Les rassemblements de Hongkong, qui se succèdent depuis le 9 juin, sont souvent constitués par des foules immenses qui s’assoient dans la rue. Et de nombreuses vidéos qui circulent sur Internet les montrent en train d’entonner le chant « Sing Hallelujah to the Lord » (en français, « Chante alléluia au Seigneur ») face aux forces de l’ordre.
Les raisons de ce choix surprenant seraient d’abord pragmatiques. Les réunions de prière, même spontanées, sont légales sur ce territoire indépendant du sud-est de la Chine, et ne sont pas comprises dans la définition des rassemblements que le gouvernement pourrait être tenté d’interdire. Alors que les forces de l’ordre ont commencé à sévir contre des manifestants scandant des slogans politiques, prétextant des « émeutes », elles laissent pour le moment tranquilles ceux qui ressemblent à de pieux chrétiens. Par ailleurs, les vidéos de ces manifestations sont devenues virales sur la toile et attirent une attention médiatique internationale embarrassante, et donc une pression supplémentaire sur le gouvernement, que celui-ci n’avait pas prévue.
Mais le choix d’un chant chrétien est aussi lié au fait que les Hongkongais identifient avec le christianisme des valeurs positives, comme la liberté d’expression. La revendication de fond des manifestants est de préserver l’État de droit et le statut semi-autonome de l’ancienne colonie britannique rétrocédée à la Chine populaire en 1997. Par ailleurs, beaucoup des manifestants sont tout simplement chrétiens (religion de 10 % de la population hongkongaise), et s’inquiètent particulièrement de tout rapprochement avec la Chine populaire, qui mène chez elle une véritable répression à l’égard de leurs coreligionnaires, dont le nombre est en très forte croissance.

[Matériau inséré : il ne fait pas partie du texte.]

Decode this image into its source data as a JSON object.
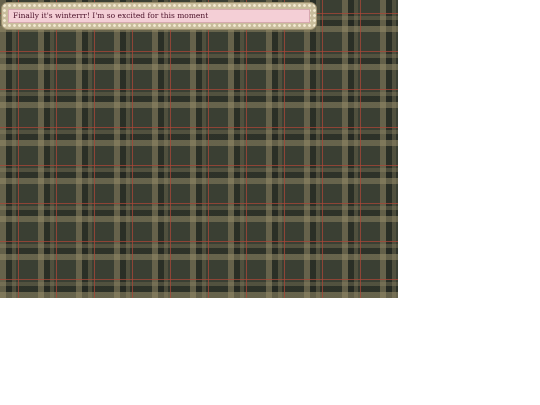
{
  "background": {
    "pattern": "plaid-tartan",
    "colors": {
      "base": "#3a3f33",
      "band": "#968c69",
      "accent": "#aa4637"
    }
  },
  "status_box": {
    "message": "Finally it's winterrr! I'm so excited for this moment",
    "frame_style": "lace",
    "fill_color": "#f4cfd6",
    "text_color": "#4a1028"
  }
}
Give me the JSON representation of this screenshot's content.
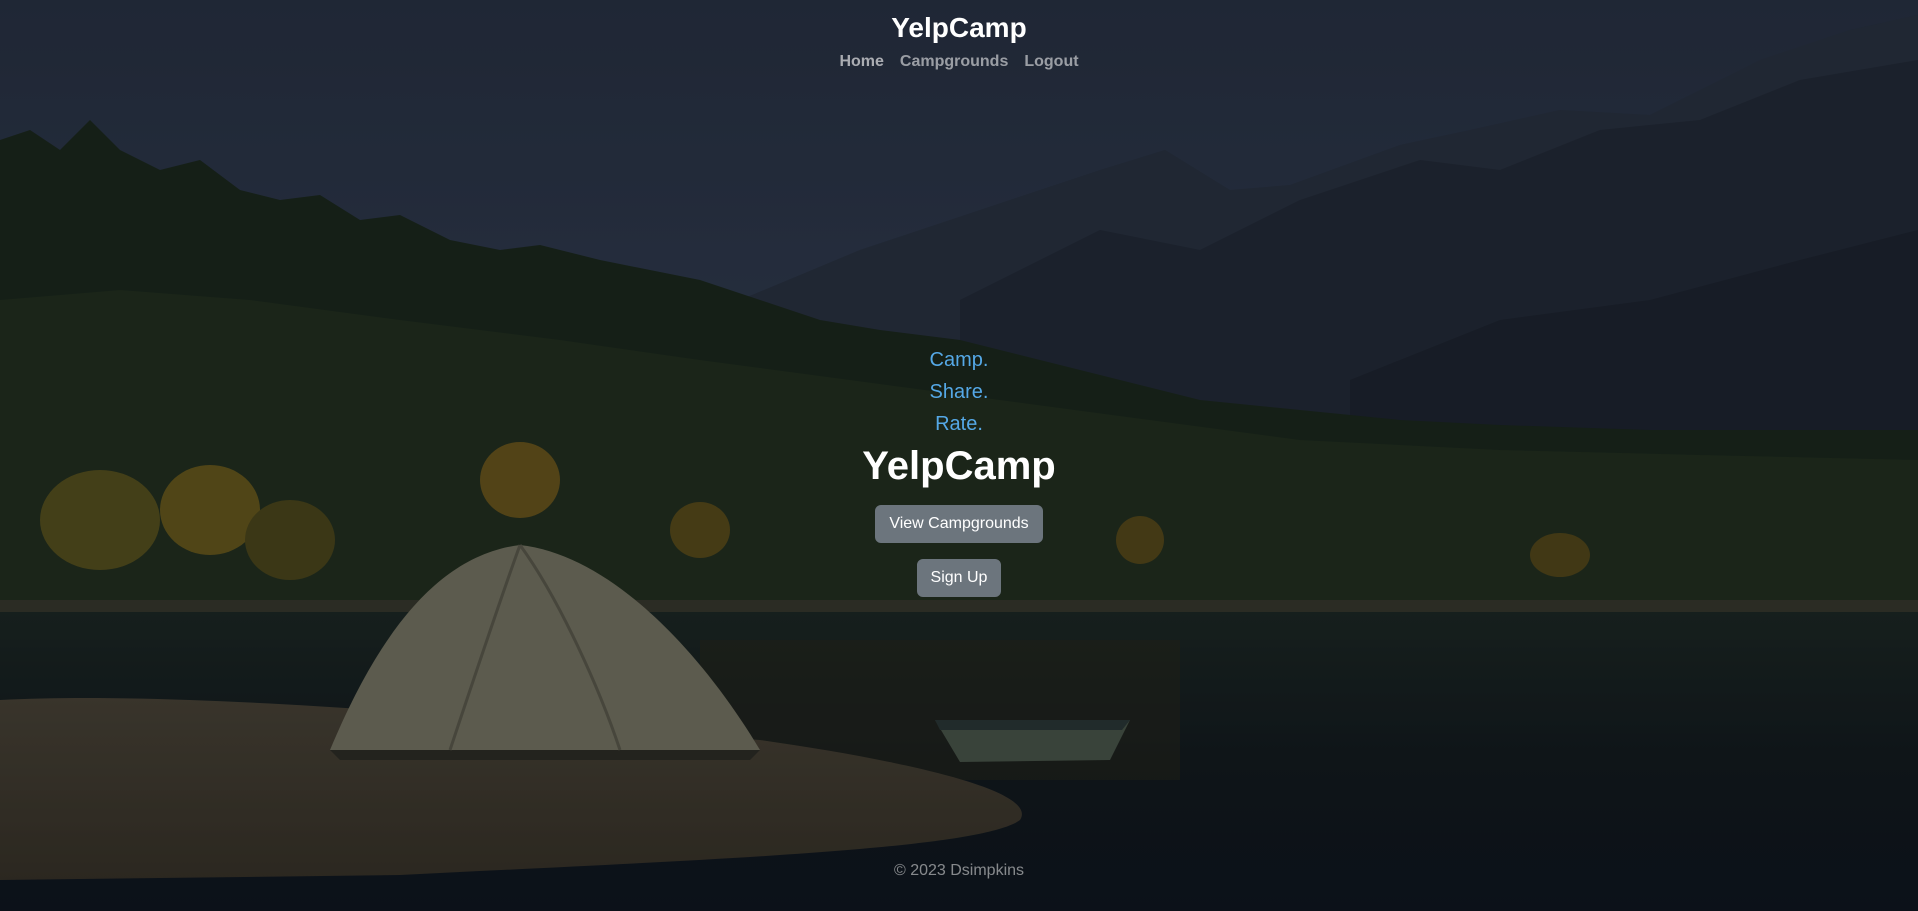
{
  "nav": {
    "brand": "YelpCamp",
    "links": [
      "Home",
      "Campgrounds",
      "Logout"
    ]
  },
  "hero": {
    "taglines": [
      "Camp.",
      "Share.",
      "Rate."
    ],
    "title": "YelpCamp",
    "view_button": "View Campgrounds",
    "signup_button": "Sign Up"
  },
  "footer": {
    "text": "© 2023 Dsimpkins"
  },
  "colors": {
    "tagline": "#55a8e6",
    "button": "#6c757d",
    "overlay": "rgba(0,0,0,0.5)"
  }
}
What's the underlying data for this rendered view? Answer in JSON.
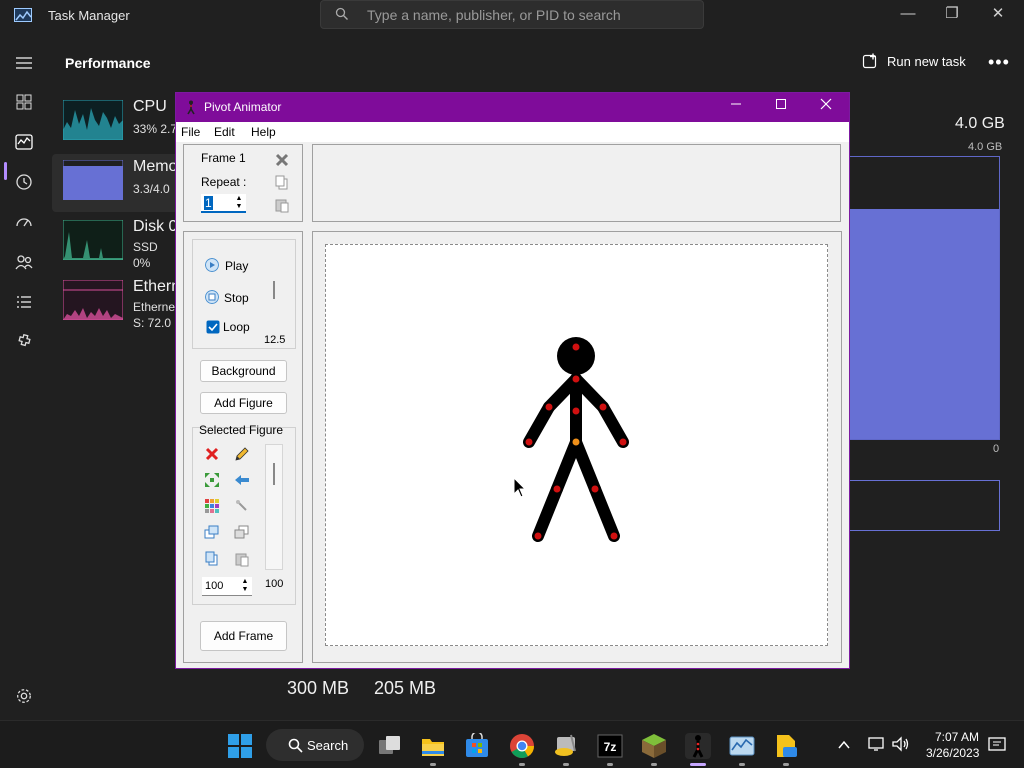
{
  "task_manager": {
    "title": "Task Manager",
    "search_placeholder": "Type a name, publisher, or PID to search",
    "section_title": "Performance",
    "run_new_task_label": "Run new task",
    "more_label": "•••",
    "items": [
      {
        "name": "CPU",
        "sub1": "33% 2.7"
      },
      {
        "name": "Memo",
        "sub1": "3.3/4.0"
      },
      {
        "name": "Disk 0",
        "sub1": "SSD",
        "sub2": "0%"
      },
      {
        "name": "Ethern",
        "sub1": "Etherne",
        "sub2": "S: 72.0"
      }
    ],
    "detail": {
      "total": "4.0 GB",
      "axis_top": "4.0 GB",
      "axis_bottom": "0",
      "usage_fraction": 0.815,
      "stat1": "300 MB",
      "stat2": "205 MB"
    }
  },
  "pivot": {
    "title": "Pivot Animator",
    "menu": [
      "File",
      "Edit",
      "Help"
    ],
    "frame_label": "Frame 1",
    "repeat_label": "Repeat :",
    "repeat_value": "1",
    "play_label": "Play",
    "stop_label": "Stop",
    "loop_label": "Loop",
    "loop_checked": true,
    "speed_value": "12.5",
    "background_label": "Background",
    "add_figure_label": "Add Figure",
    "selected_figure_label": "Selected Figure",
    "size_value": "100",
    "size_slider_value": "100",
    "add_frame_label": "Add Frame"
  },
  "taskbar": {
    "search_label": "Search",
    "time": "7:07 AM",
    "date": "3/26/2023",
    "apps": [
      "start-icon",
      "search",
      "task-view-icon",
      "file-explorer-icon",
      "microsoft-store-icon",
      "chrome-icon",
      "disk-cleanup-icon",
      "7zip-icon",
      "minecraft-icon",
      "pivot-animator-icon",
      "task-manager-icon",
      "notepad-icon"
    ]
  },
  "colors": {
    "pivot_titlebar": "#7f0c9a",
    "memory_accent": "#6770d4",
    "cpu_accent": "#2aa5b5",
    "ethernet_accent": "#d64f9a",
    "joint_red": "#d01010",
    "joint_orange": "#f0901a"
  }
}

Ainsi, les Églises de Hongkong s’impliquent fortement dans le mouvement, notamment le diocèse catholique local. Son évêque émérite, le cardinal Joseph Zen, connu pour ses positions contre le régime de Pékin, a appelé tous les Hongkongais à rejoindre le mouvement. Plusieurs Églises évangéliques ont fait de même. Le pasteur baptiste Chu Yiu-ming, qui avait déjà participé à un mouvement pour le droit de vote en 2017, fait partie des leaders religieux connus qui manifestent quotidiennement.

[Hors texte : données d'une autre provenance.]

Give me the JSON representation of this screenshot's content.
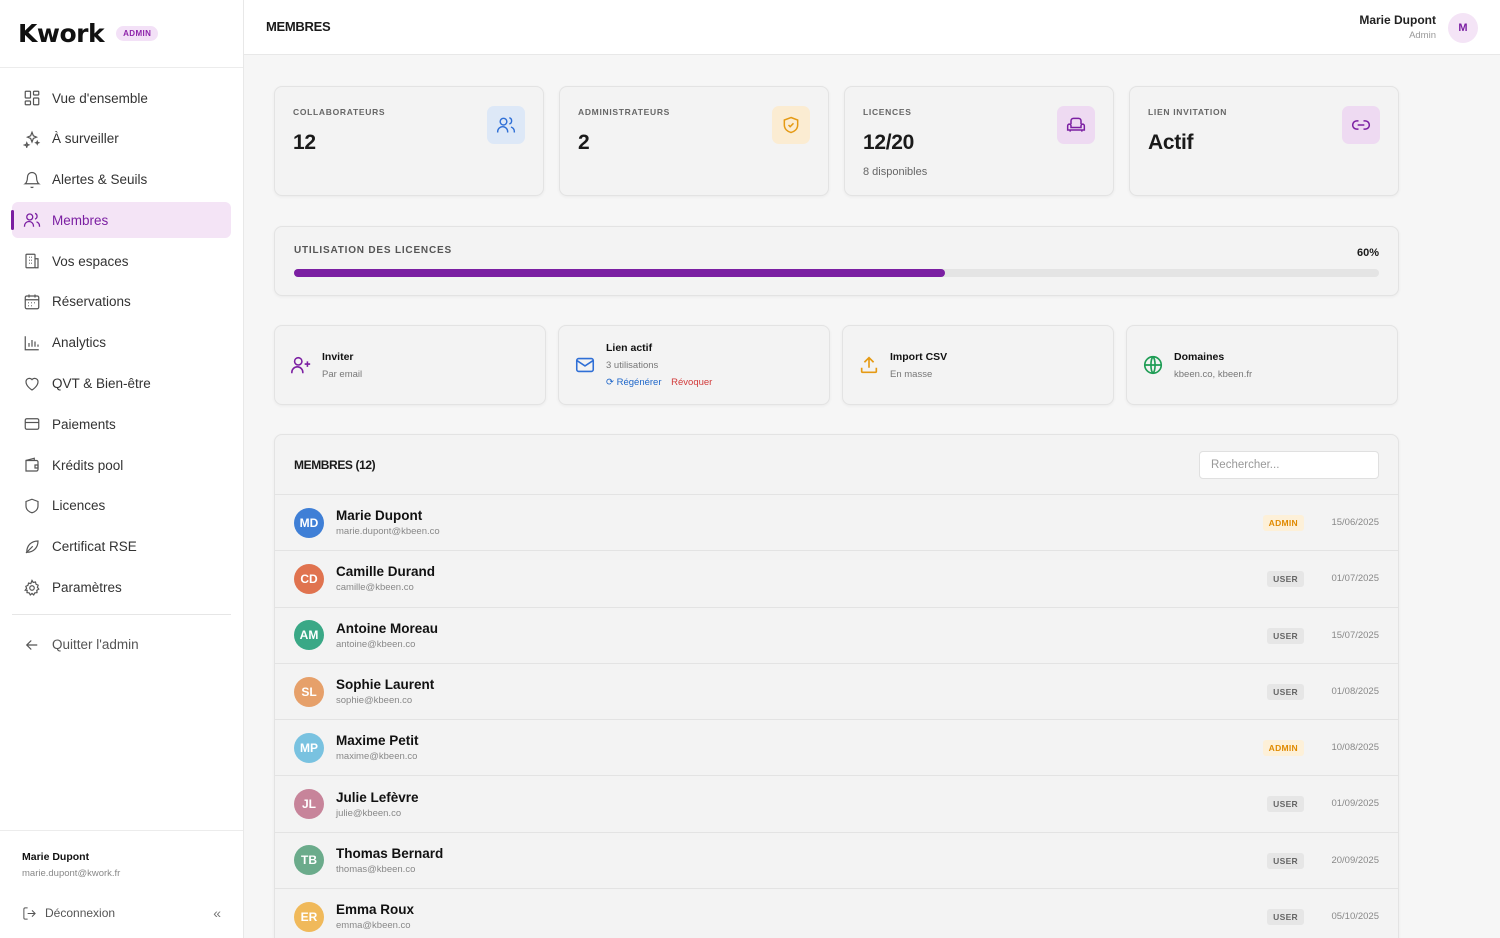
{
  "brand": {
    "logo": "Kwork",
    "badge": "ADMIN"
  },
  "sidebar": {
    "items": [
      {
        "label": "Vue d'ensemble",
        "icon": "grid-icon"
      },
      {
        "label": "À surveiller",
        "icon": "sparkle-icon"
      },
      {
        "label": "Alertes & Seuils",
        "icon": "bell-icon"
      },
      {
        "label": "Membres",
        "icon": "users-icon",
        "active": true
      },
      {
        "label": "Vos espaces",
        "icon": "building-icon"
      },
      {
        "label": "Réservations",
        "icon": "calendar-icon"
      },
      {
        "label": "Analytics",
        "icon": "bar-chart-icon"
      },
      {
        "label": "QVT & Bien-être",
        "icon": "heart-icon"
      },
      {
        "label": "Paiements",
        "icon": "credit-card-icon"
      },
      {
        "label": "Krédits pool",
        "icon": "wallet-icon"
      },
      {
        "label": "Licences",
        "icon": "shield-icon"
      },
      {
        "label": "Certificat RSE",
        "icon": "leaf-icon"
      },
      {
        "label": "Paramètres",
        "icon": "gear-icon"
      }
    ],
    "quit": "Quitter l'admin",
    "footer": {
      "name": "Marie Dupont",
      "email": "marie.dupont@kwork.fr",
      "logout": "Déconnexion"
    }
  },
  "header": {
    "title": "MEMBRES",
    "user_name": "Marie Dupont",
    "user_role": "Admin",
    "avatar_initial": "M"
  },
  "stats": [
    {
      "label": "COLLABORATEURS",
      "value": "12",
      "sub": "",
      "icon": "users-icon",
      "color": "#2f6fd6",
      "bg": "#dde8f7"
    },
    {
      "label": "ADMINISTRATEURS",
      "value": "2",
      "sub": "",
      "icon": "shield-check-icon",
      "color": "#e59a14",
      "bg": "#fbecd2"
    },
    {
      "label": "LICENCES",
      "value": "12/20",
      "sub": "8 disponibles",
      "icon": "armchair-icon",
      "color": "#7b1fa2",
      "bg": "#eedaf2"
    },
    {
      "label": "LIEN INVITATION",
      "value": "Actif",
      "sub": "",
      "icon": "link-icon",
      "color": "#7b1fa2",
      "bg": "#eedaf2"
    }
  ],
  "usage": {
    "label": "UTILISATION DES LICENCES",
    "percent_label": "60%",
    "percent": 60,
    "color": "#7b1fa2"
  },
  "actions": {
    "invite": {
      "title": "Inviter",
      "sub": "Par email"
    },
    "link": {
      "title": "Lien actif",
      "sub": "3 utilisations",
      "regen": "Régénérer",
      "revoke": "Révoquer"
    },
    "csv": {
      "title": "Import CSV",
      "sub": "En masse"
    },
    "domains": {
      "title": "Domaines",
      "sub": "kbeen.co, kbeen.fr"
    }
  },
  "members": {
    "title": "MEMBRES (12)",
    "search_placeholder": "Rechercher...",
    "rows": [
      {
        "initials": "MD",
        "name": "Marie Dupont",
        "email": "marie.dupont@kbeen.co",
        "role": "ADMIN",
        "date": "15/06/2025",
        "color": "#3f7fd6"
      },
      {
        "initials": "CD",
        "name": "Camille Durand",
        "email": "camille@kbeen.co",
        "role": "USER",
        "date": "01/07/2025",
        "color": "#e0734f"
      },
      {
        "initials": "AM",
        "name": "Antoine Moreau",
        "email": "antoine@kbeen.co",
        "role": "USER",
        "date": "15/07/2025",
        "color": "#3aa886"
      },
      {
        "initials": "SL",
        "name": "Sophie Laurent",
        "email": "sophie@kbeen.co",
        "role": "USER",
        "date": "01/08/2025",
        "color": "#e6a06a"
      },
      {
        "initials": "MP",
        "name": "Maxime Petit",
        "email": "maxime@kbeen.co",
        "role": "ADMIN",
        "date": "10/08/2025",
        "color": "#79c2e0"
      },
      {
        "initials": "JL",
        "name": "Julie Lefèvre",
        "email": "julie@kbeen.co",
        "role": "USER",
        "date": "01/09/2025",
        "color": "#c7849a"
      },
      {
        "initials": "TB",
        "name": "Thomas Bernard",
        "email": "thomas@kbeen.co",
        "role": "USER",
        "date": "20/09/2025",
        "color": "#6bab8b"
      },
      {
        "initials": "ER",
        "name": "Emma Roux",
        "email": "emma@kbeen.co",
        "role": "USER",
        "date": "05/10/2025",
        "color": "#f0b95a"
      }
    ]
  }
}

Quant à l’hymne utilisé, il illustre aussi une forme de mondialisation du christianisme. À Hongkong, ce sont des groupes d’étudiants catholiques qui ont été les premiers à l’entonner. Or, « Sing Hallelujah to the Lord » – tube souvent repris dans les messes et les cultes à travers le monde, y compris en France – vient des États-Unis et a des origines protestantes. Chant de louange par excellence, prévu pour Pâques, il évoque, par sa mélodie sobre en mineur et un texte qui tient en une phrase, le style néo-classique et œcuménique à la Taizé. Il a en réalité été écrit en 1974 par une certaine Linda Stassen, qui faisait partie du mouvement hippie évangélique, les Jesus People. Inspirée par la liturgie des premiers chrétiens, elle aurait trouvé la mélodie un jour… sous la douche, a-t-elle expliqué.

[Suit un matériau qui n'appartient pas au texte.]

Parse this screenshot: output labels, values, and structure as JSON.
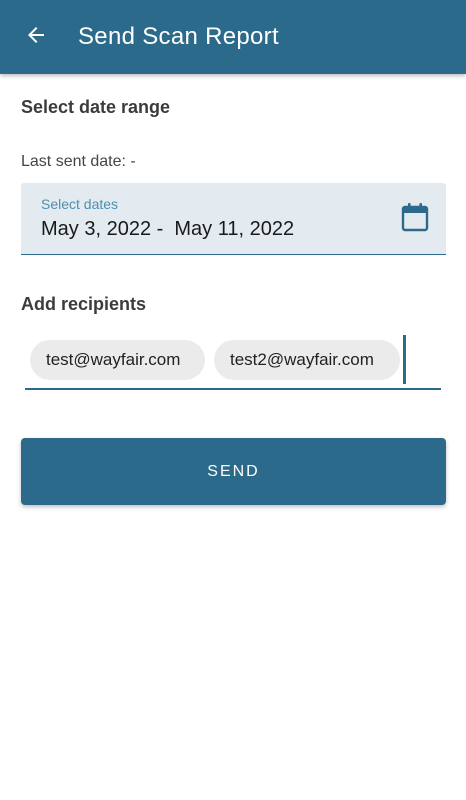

D’abord très populaire dans les milieux évangéliques, le chant a été traduit dans d’autres langues dans les années 1980, période à laquelle il a aussi été repris par l’Église catholique. En France, on le retrouve d’abord, dès 1986, dans les cahiers de Jeunesse en Mission, une organisation missionnaire évangélique. Et côté catholique, la Communauté de l’Emmanuel est la première à l’intégrer dans ses carnets de chants, avant qu’il devienne un chant de messe très populaire. Drôle de destin, en somme, pour un cantique né en Californie dans une assemblée pentecôtiste de convertis zélés.